Em cálculos conservadores, que serão revistos ao longo dos próximos 12 meses em uma versão mais sofisticada do estudo pelo próprio grupo, a bacia do São Francisco é a que apresenta maior queda de vazão média anual, ou seja, a que terá menos água para mandar para suas usinas.
A vazão da bacia do São Francisco registraria queda de 23,4 por cento no cenário mais otimista e de 26,4 por cento no mais pessimista, enquanto na bacia do rio Paraná as previsões de queda ficam em 2,4 e 8,2 por cento, respectivamente.

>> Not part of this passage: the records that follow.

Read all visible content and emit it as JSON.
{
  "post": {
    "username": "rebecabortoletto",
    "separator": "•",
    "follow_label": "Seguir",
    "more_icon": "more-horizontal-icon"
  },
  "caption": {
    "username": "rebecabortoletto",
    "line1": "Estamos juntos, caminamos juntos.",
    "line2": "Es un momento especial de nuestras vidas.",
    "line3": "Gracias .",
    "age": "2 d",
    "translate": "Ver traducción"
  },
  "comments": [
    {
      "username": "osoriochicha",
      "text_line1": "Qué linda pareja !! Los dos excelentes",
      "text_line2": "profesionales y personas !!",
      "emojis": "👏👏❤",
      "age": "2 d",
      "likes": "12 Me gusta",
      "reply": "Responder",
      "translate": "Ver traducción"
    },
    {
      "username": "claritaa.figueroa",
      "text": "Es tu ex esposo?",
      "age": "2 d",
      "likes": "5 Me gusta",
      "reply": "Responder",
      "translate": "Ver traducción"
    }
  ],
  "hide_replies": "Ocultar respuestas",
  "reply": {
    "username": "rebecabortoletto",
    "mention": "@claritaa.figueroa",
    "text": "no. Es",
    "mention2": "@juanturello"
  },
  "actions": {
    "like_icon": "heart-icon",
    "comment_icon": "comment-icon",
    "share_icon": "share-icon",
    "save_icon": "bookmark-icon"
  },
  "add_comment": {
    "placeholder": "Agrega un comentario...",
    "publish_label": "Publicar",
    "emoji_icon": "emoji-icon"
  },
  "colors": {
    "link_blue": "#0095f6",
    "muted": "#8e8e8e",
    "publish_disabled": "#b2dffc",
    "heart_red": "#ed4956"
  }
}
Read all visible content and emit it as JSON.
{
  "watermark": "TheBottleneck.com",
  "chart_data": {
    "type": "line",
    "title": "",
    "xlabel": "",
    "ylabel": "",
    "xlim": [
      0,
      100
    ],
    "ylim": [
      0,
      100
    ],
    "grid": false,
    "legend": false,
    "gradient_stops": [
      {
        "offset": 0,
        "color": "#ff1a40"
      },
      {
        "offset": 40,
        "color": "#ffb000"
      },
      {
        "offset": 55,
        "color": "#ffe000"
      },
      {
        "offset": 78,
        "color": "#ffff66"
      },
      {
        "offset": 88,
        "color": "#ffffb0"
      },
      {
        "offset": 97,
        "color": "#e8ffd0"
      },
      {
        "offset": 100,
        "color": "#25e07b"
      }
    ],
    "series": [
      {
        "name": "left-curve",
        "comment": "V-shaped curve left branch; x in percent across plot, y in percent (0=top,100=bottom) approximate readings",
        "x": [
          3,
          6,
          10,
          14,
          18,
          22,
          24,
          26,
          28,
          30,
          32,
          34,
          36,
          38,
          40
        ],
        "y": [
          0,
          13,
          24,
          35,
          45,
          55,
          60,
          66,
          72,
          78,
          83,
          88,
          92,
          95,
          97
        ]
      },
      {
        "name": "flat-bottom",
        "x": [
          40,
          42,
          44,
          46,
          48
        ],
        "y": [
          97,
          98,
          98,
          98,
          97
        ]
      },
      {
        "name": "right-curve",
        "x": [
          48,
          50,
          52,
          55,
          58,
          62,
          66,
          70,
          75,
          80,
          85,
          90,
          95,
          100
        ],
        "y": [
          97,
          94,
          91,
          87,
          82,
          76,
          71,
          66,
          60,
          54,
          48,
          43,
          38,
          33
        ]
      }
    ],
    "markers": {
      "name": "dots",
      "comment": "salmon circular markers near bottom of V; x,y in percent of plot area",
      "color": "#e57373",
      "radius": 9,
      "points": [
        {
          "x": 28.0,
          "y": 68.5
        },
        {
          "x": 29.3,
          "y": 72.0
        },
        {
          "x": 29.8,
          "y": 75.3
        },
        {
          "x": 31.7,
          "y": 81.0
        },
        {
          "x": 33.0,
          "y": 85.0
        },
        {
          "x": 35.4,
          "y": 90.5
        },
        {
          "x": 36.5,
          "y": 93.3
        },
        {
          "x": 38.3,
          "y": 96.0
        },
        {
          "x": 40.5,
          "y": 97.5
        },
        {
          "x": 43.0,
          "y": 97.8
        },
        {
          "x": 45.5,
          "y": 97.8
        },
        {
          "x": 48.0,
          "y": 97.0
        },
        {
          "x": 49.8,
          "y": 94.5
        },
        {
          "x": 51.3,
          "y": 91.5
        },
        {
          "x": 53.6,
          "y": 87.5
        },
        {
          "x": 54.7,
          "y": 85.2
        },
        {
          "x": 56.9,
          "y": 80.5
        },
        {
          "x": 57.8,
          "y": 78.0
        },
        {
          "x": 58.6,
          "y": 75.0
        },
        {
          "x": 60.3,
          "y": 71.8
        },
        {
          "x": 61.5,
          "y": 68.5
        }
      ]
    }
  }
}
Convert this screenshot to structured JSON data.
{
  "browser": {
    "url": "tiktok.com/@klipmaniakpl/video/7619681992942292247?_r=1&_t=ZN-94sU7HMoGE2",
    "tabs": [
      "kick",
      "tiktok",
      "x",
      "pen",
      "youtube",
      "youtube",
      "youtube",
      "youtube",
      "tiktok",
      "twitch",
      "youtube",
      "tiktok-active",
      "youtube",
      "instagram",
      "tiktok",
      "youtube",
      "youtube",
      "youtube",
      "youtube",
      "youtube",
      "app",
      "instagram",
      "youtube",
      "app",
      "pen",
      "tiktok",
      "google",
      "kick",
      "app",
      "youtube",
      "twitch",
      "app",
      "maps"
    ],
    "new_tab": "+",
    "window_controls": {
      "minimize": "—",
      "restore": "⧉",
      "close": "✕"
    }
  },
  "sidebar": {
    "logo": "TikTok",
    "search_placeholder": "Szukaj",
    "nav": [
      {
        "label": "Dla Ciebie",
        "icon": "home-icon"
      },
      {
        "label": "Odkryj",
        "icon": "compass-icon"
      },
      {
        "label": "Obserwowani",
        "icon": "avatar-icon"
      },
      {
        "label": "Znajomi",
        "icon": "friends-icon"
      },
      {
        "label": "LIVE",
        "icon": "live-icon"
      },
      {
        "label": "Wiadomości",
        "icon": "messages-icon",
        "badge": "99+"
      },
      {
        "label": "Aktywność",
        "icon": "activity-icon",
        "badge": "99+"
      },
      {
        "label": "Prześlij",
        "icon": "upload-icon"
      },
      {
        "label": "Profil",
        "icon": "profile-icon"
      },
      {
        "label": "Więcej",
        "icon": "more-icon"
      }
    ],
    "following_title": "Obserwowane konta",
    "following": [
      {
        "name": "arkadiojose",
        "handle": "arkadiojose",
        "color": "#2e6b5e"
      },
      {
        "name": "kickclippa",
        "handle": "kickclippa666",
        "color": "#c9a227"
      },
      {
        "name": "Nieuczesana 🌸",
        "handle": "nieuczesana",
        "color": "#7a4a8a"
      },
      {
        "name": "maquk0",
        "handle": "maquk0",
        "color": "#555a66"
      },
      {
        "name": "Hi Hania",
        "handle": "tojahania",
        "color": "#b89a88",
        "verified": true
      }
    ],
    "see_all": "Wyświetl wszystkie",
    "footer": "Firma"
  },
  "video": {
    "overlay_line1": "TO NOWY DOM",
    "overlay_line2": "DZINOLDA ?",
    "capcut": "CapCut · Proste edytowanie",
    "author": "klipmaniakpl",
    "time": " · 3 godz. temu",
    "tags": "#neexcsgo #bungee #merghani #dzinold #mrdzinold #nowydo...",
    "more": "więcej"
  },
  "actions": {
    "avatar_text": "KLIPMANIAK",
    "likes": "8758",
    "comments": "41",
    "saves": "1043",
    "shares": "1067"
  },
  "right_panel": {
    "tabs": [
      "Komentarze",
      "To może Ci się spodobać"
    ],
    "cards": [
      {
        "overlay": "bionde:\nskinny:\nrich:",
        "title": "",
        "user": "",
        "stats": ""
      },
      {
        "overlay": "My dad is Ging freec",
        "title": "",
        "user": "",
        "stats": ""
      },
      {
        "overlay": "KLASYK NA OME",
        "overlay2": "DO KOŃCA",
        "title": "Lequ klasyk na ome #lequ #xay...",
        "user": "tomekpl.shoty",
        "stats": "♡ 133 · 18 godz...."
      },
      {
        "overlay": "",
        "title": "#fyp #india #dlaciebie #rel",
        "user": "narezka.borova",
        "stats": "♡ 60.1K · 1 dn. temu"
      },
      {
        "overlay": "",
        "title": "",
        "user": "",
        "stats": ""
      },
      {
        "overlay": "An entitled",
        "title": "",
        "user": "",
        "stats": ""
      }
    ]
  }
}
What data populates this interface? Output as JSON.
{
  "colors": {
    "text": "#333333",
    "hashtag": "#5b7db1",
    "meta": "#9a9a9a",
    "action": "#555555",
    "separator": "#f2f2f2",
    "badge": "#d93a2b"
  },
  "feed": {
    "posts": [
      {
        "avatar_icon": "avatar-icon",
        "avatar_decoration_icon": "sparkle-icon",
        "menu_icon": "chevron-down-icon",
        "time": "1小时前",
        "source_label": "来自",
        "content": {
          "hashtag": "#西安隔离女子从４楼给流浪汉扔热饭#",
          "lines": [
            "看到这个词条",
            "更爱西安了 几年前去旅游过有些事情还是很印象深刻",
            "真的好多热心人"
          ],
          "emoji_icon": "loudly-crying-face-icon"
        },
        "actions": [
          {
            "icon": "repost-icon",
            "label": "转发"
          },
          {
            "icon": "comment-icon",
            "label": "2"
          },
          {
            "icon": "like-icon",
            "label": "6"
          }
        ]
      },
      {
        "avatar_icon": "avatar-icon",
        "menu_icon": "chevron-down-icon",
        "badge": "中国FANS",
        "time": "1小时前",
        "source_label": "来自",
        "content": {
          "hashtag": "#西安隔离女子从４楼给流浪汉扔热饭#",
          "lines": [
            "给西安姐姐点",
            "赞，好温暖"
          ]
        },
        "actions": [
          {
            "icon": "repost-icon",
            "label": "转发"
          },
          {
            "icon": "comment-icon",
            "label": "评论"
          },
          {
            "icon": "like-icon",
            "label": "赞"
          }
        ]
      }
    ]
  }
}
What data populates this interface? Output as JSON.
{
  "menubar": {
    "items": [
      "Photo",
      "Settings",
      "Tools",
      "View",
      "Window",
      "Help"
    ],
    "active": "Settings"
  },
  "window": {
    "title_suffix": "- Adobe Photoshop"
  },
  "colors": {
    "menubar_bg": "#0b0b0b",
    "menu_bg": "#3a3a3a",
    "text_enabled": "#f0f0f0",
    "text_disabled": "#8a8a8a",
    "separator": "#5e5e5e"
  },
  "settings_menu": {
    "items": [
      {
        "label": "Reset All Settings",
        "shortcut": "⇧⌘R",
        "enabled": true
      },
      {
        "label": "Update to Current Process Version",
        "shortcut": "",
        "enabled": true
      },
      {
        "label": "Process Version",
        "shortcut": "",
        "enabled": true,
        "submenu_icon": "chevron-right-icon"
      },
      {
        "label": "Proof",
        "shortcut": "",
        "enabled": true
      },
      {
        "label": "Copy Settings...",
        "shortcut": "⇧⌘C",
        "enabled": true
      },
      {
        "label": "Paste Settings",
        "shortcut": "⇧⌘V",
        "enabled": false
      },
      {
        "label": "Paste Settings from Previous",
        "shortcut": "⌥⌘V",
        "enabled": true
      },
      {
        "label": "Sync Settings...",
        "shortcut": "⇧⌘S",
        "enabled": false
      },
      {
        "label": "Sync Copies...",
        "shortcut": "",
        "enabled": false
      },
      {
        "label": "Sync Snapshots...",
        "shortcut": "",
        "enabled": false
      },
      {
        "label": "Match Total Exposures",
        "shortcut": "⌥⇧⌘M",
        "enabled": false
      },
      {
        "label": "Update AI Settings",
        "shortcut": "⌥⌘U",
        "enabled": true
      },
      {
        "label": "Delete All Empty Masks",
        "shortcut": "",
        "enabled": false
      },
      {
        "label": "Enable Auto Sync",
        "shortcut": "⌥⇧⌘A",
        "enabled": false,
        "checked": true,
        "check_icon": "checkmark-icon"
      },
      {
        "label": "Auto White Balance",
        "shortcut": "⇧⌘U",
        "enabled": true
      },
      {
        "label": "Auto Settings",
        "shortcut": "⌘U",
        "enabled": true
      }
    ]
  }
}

Se confirmadas as quedas, o total da energia média gerada pelas hidrelétricas brasileiras cairia 1 por cento no cenário otimista e 2,2 por cento no mais pessimista.
"A gente sabe que o número é muito conservador...mas o modelo trabalha com médias, e por isso é melhor não se fixar em número, mas a tendência é de que vai piorar, o que faz com que estudos mais sofisticados sejam feitos para saber o quanto vai piorar", disse o acadêmico.
Ele explicou que na próxima fase do estudo já deverá contar com uma avaliação de quanto custa para tentar minimizar o impacto climático na economia e quanto custa não fazer nada.
"Esse estudo mostra que nada é um assunto fechado, que tudo tem que ser melhor estudado, e como o Brasil depende muito de fontes renováveis de energia a vulnerabilidade é maior e por isso mais uma razão para o Brasil começar a se precocupar com isso", finalizou.